Mostly bright yellow, showy flowers are on large spike like clusters (15–45 cm long and 15–20 cm wide) at the tips of the stems, summer to autumn.
The fruit is a thin walled capsule with three compartments. It splits open when mature to reveal bright orange inner surfaces. The relatively large brown seeds have a bright red fleshy covering.
Ginger Lily reproduces by seed and also via its creeping underground stems (rhizomes).
The seeds are dispersed by birds and other animals that are attracted to their bright colours. Seeds and segments of its creeping underground stems are also spread by water and in dumped garden waste.
Impact on bushland
Ginger Lily grows densely, smothering and displacing native groundcover vegetation. These dense stands can prevent the regeneration of trees and shrubs, significantly modify the habitat available to native animals, and eventually threaten the integrity of native ecosystems.
Lower Blue Mountains. Up to Lawson, in moist, shady habitats.

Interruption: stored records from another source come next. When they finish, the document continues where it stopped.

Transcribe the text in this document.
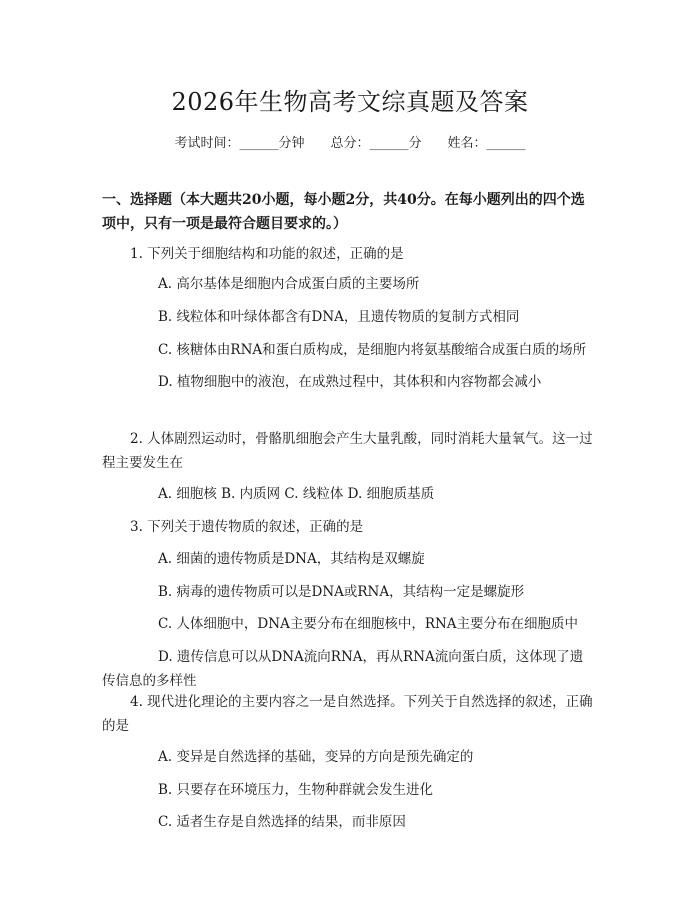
2026年生物高考文综真题及答案
考试时间：______分钟　　总分：______分　　姓名：______
一、选择题（本大题共20小题，每小题2分，共40分。在每小题列出的四个选项中，只有一项是最符合题目要求的。）
1. 下列关于细胞结构和功能的叙述，正确的是
A. 高尔基体是细胞内合成蛋白质的主要场所
B. 线粒体和叶绿体都含有DNA，且遗传物质的复制方式相同
C. 核糖体由RNA和蛋白质构成，是细胞内将氨基酸缩合成蛋白质的场所
D. 植物细胞中的液泡，在成熟过程中，其体积和内容物都会减小
2. 人体剧烈运动时，骨骼肌细胞会产生大量乳酸，同时消耗大量氧气。这一过程主要发生在
A. 细胞核 B. 内质网 C. 线粒体 D. 细胞质基质
3. 下列关于遗传物质的叙述，正确的是
A. 细菌的遗传物质是DNA，其结构是双螺旋
B. 病毒的遗传物质可以是DNA或RNA，其结构一定是螺旋形
C. 人体细胞中，DNA主要分布在细胞核中，RNA主要分布在细胞质中
D. 遗传信息可以从DNA流向RNA，再从RNA流向蛋白质，这体现了遗传信息的多样性
4. 现代进化理论的主要内容之一是自然选择。下列关于自然选择的叙述，正确的是
A. 变异是自然选择的基础，变异的方向是预先确定的
B. 只要存在环境压力，生物种群就会发生进化
C. 适者生存是自然选择的结果，而非原因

- Crimson Bottlebrush (Callistemon citrons)
- Grevilleas (Grevillea spp.)
- Tick Bush (Kunzea ambigua)
Council provides a tool, on its Mountain Landscapes website, to help you choose native alternative plantings. Choose your village, soil, vegetation community and the purpose of your planting, and the tool will give you suggestions.
Because the berries are spread by birds, treat plants before they fruit.
Remove the thick fleshy rhizome with a knife or mattock. Follow up is needed because the plant resprouts when disturbed.
Alternatively, cut an indentation in the rhizome and fill with herbicide.